Ala Wai dredging all pau
|||Graphic (opens in new window): Cleaning out the Ala Wai Canal|
|||Large shrimp thriving in Ala Wai Canal muck|
By James Gonser
Advertiser Urban Honolulu Writer
After more than a year of work, the dredging of the Ala Wai Canal was completed yesterday with 185,801 cubic yards of trash, debris and muck pulled from the Waikiki waterway.
The project even made national news when several giant mantis shrimp, a rare discovery, were caught in the canal and eaten by some of the workers.
Dredging of the 2-mile canal to a depth of 6 to 12 feet began on Aug. 22, 2002. Two decades of sediment and debris had left the canal only inches deep in sections, and American Marine Corp. won the $7.4 million contract to remove the muck.

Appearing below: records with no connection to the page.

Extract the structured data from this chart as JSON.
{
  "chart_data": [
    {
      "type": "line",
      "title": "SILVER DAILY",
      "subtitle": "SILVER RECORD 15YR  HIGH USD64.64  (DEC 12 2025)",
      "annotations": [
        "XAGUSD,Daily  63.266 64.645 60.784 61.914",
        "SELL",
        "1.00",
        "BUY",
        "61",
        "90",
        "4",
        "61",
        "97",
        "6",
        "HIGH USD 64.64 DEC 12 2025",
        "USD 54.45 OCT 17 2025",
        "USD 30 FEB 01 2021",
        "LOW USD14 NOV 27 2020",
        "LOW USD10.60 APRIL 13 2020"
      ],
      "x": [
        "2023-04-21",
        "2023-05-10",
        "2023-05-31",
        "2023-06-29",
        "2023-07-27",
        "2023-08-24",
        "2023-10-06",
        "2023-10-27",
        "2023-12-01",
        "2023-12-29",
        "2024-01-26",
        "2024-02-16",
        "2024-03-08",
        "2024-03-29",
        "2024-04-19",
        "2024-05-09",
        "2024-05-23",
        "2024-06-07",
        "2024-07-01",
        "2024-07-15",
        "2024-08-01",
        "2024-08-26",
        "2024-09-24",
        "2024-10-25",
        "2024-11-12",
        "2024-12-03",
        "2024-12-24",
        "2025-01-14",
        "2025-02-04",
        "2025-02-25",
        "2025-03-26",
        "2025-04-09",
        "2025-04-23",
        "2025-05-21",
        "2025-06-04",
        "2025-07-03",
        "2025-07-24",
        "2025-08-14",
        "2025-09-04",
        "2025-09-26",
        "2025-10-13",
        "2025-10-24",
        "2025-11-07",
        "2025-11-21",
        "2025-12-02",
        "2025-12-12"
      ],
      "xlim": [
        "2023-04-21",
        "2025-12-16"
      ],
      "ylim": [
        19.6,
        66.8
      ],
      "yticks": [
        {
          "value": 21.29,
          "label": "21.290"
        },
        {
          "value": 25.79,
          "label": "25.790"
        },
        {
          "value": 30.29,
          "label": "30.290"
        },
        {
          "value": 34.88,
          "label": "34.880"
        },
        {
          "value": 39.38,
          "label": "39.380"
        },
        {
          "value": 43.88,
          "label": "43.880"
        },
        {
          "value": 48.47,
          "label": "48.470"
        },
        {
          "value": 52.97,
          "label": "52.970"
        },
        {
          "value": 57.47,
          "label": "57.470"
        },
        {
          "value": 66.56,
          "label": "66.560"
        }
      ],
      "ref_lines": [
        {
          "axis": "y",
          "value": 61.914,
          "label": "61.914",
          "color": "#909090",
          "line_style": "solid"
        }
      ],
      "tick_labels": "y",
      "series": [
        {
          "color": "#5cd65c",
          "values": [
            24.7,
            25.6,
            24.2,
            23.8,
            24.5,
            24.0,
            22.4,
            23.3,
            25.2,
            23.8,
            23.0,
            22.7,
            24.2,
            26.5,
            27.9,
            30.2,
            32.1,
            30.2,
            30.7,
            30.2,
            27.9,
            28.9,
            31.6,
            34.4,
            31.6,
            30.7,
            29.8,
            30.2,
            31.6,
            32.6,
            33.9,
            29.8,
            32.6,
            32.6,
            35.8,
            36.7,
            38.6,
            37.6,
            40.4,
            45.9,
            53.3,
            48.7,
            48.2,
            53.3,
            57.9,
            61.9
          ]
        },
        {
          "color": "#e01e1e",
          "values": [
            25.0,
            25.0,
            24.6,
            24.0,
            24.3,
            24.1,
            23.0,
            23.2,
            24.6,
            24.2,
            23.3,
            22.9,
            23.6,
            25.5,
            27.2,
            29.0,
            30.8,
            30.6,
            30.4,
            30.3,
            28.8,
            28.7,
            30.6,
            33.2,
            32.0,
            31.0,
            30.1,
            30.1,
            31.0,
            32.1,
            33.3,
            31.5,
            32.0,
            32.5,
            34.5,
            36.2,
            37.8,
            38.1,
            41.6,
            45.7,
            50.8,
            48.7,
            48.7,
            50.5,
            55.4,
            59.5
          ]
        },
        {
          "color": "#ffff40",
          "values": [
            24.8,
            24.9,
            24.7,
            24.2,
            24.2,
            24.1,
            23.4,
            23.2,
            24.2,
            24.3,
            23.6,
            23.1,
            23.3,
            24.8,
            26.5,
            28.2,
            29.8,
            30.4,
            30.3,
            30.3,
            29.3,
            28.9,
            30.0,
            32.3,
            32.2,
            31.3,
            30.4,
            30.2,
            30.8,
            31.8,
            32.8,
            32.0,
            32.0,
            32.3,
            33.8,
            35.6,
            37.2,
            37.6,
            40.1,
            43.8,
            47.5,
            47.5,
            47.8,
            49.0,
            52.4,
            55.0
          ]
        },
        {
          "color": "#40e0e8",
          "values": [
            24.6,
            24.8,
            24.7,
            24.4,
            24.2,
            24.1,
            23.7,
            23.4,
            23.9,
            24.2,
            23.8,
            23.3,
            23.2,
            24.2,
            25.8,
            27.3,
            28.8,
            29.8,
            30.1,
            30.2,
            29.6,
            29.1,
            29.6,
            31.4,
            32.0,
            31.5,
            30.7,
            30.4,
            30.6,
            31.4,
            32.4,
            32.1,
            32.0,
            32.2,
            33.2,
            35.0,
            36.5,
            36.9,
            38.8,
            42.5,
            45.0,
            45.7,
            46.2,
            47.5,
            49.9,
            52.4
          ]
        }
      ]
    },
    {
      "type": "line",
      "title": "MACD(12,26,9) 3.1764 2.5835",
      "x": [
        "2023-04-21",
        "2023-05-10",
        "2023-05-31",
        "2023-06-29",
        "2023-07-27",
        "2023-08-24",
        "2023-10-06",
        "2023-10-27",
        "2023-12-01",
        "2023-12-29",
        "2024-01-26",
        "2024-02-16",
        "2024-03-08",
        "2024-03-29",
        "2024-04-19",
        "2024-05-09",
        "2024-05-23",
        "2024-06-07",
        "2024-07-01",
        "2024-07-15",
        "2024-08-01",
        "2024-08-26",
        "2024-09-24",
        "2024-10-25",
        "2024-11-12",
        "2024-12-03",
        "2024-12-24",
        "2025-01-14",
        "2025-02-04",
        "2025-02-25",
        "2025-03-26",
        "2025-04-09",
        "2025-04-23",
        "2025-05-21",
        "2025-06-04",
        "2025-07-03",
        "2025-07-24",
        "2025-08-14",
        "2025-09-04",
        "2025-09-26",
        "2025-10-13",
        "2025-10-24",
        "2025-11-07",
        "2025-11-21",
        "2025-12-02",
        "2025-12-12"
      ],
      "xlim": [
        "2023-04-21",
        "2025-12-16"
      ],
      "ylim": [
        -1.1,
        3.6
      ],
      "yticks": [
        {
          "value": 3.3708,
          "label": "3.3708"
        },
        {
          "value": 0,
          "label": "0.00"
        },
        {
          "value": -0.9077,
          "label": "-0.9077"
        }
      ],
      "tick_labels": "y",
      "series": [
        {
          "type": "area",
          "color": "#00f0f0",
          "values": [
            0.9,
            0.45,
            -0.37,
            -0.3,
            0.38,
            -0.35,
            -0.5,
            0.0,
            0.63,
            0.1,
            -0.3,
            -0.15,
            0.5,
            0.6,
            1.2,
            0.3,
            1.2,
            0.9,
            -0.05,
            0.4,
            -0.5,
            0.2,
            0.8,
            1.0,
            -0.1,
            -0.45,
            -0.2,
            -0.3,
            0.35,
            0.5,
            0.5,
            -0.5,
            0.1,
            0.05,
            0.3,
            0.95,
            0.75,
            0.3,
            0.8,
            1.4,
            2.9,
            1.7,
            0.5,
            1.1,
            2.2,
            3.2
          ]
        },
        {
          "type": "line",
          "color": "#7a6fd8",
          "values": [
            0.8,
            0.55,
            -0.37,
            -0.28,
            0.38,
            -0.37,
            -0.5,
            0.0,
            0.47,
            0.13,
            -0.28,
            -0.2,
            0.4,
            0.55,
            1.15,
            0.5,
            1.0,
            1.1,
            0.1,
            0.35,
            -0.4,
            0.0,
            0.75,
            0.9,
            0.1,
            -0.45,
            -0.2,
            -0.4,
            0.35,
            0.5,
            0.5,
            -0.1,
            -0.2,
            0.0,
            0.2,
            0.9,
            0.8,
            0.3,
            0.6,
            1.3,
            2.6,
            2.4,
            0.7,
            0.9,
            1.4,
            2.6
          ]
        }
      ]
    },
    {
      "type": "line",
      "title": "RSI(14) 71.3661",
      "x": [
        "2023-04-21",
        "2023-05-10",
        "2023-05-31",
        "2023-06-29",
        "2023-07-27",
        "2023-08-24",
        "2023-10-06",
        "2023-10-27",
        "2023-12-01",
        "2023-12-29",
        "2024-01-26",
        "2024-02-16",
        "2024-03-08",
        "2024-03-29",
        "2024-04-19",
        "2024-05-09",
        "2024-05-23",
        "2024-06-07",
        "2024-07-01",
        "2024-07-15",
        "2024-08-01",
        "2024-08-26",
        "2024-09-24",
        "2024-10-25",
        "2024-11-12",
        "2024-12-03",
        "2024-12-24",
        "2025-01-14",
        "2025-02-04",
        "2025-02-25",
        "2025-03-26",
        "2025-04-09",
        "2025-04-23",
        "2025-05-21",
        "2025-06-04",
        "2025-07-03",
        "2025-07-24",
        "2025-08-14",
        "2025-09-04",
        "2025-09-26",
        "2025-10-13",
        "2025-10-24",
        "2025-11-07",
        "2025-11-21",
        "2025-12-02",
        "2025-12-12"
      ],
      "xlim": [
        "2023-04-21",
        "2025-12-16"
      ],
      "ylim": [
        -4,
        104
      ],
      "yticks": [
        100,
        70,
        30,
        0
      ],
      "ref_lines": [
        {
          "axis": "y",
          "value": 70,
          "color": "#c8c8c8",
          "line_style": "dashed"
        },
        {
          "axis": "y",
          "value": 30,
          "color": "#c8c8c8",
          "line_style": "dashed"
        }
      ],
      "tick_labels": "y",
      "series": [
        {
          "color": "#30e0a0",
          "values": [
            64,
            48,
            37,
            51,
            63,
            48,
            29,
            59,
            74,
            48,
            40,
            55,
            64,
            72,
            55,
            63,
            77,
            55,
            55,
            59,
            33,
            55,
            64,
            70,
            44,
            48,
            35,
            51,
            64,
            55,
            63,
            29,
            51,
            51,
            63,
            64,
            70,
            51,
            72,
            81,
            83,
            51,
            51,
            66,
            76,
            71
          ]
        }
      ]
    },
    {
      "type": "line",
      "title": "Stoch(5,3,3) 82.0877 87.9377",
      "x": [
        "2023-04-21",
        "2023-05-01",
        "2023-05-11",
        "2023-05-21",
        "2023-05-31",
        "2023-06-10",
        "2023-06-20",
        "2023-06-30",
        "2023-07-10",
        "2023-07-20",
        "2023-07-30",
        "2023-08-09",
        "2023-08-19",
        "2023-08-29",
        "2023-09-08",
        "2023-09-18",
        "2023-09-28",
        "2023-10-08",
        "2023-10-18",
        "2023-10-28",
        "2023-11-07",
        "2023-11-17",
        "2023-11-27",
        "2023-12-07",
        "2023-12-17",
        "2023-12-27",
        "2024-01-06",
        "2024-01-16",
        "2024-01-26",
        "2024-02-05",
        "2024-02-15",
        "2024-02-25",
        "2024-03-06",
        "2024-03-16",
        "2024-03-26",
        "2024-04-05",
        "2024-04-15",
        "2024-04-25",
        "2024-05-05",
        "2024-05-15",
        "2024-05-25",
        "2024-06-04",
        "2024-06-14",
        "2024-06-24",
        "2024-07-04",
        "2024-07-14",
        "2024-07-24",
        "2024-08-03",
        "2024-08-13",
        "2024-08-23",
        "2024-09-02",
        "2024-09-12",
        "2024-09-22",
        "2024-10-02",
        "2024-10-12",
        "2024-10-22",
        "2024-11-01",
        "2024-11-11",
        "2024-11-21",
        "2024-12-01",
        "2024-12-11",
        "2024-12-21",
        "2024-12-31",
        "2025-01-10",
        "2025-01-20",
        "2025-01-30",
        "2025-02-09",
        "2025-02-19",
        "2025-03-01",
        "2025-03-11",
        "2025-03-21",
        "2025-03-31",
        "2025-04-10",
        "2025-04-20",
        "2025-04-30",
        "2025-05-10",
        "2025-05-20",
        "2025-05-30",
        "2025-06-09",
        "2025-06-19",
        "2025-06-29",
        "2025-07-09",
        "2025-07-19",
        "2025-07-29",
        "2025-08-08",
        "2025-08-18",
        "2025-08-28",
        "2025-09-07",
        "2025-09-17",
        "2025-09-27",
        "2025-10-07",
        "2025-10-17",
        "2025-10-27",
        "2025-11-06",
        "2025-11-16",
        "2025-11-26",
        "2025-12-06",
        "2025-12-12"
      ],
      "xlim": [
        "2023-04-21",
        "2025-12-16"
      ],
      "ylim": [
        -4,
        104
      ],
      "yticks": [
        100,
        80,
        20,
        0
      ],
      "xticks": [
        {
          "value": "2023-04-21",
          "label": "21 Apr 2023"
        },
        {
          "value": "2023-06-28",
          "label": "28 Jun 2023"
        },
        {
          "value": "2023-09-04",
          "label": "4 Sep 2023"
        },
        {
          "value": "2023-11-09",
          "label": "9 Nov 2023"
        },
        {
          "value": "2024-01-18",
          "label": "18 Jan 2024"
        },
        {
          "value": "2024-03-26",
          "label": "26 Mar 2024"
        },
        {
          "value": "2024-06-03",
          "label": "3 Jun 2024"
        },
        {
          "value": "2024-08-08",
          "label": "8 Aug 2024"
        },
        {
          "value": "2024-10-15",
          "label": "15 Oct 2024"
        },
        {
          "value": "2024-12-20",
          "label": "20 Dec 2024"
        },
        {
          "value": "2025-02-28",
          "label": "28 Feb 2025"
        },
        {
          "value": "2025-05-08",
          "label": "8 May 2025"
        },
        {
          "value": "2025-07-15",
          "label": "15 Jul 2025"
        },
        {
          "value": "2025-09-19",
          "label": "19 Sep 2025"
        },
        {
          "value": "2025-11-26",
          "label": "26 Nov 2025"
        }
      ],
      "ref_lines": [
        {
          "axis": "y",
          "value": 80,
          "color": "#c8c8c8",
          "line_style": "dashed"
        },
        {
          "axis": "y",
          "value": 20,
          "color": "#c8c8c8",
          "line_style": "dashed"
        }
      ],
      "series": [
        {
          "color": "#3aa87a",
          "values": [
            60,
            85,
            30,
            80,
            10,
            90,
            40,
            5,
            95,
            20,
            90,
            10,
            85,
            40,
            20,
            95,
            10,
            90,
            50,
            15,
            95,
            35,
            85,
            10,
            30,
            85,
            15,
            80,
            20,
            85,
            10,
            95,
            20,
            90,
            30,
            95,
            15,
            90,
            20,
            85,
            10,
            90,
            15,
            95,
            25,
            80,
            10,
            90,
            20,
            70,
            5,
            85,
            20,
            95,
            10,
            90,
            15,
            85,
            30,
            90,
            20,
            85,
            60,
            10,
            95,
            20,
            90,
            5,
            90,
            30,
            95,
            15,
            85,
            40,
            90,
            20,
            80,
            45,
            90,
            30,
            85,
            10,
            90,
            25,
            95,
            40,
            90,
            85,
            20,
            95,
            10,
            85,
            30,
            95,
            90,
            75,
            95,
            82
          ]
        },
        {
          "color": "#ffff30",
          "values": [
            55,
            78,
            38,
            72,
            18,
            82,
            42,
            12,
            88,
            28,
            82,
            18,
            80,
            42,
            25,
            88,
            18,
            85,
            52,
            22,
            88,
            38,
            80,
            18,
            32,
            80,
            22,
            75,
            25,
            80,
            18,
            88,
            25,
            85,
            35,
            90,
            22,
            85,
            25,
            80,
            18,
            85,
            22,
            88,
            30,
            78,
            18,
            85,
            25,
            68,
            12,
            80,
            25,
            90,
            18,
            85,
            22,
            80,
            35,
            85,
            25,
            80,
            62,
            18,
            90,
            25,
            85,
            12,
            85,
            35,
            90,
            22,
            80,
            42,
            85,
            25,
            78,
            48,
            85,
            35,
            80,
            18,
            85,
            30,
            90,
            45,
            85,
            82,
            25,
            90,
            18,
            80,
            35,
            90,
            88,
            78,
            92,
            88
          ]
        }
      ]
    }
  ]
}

Most of sediment was taken by barge to a federally approved ocean dumping site about four miles off the coastline at Honolulu International Airport.
In the final portion of the project, a 400-foot section near Kapahulu Avenue, workers removed 1,650 cubic yards of sediment that officials say is likely to contain pollutants, including chlordane. Chlordane was Hawai'i's termite ground treatment of choice until it was banned for commercial use in 1988.
That material was taken to a disposal site at the airport's reef runway for treatment. There, under a plan approved by the federal Environmental Protection Agency, the dredged material was dumped into a lined pit, dried and then mixed with a cement binder. It is now structural fill at the airport.
American Marine also completed a project for Hawaiian Electric Co. yesterday to remove two old power cables from the canal near the McCully Bridge, said HECO spokesman Bruce Benson.
Two active cables remain in the canal, and they will be replaced before a U.S. Army Corps of Engineers plan to dredge the canal to 13 feet deep is started in 2008, Benson said.
Eric Hirano, engineering chief for the state Department of Land and Natural Resources, said the canal should be dredged every 10 years, but the next state dredging would be in 2018 after the Army Corps work.
Hirano said the project went smoothly with minimal complaints about noise and foul smells, but recreational use was limited while work progressed.
"I think it is hard to see the difference but there are no islands in the middle of the canal anymore," Hirano said. "We're glad the project is done and the public can enjoy the use of the canal again."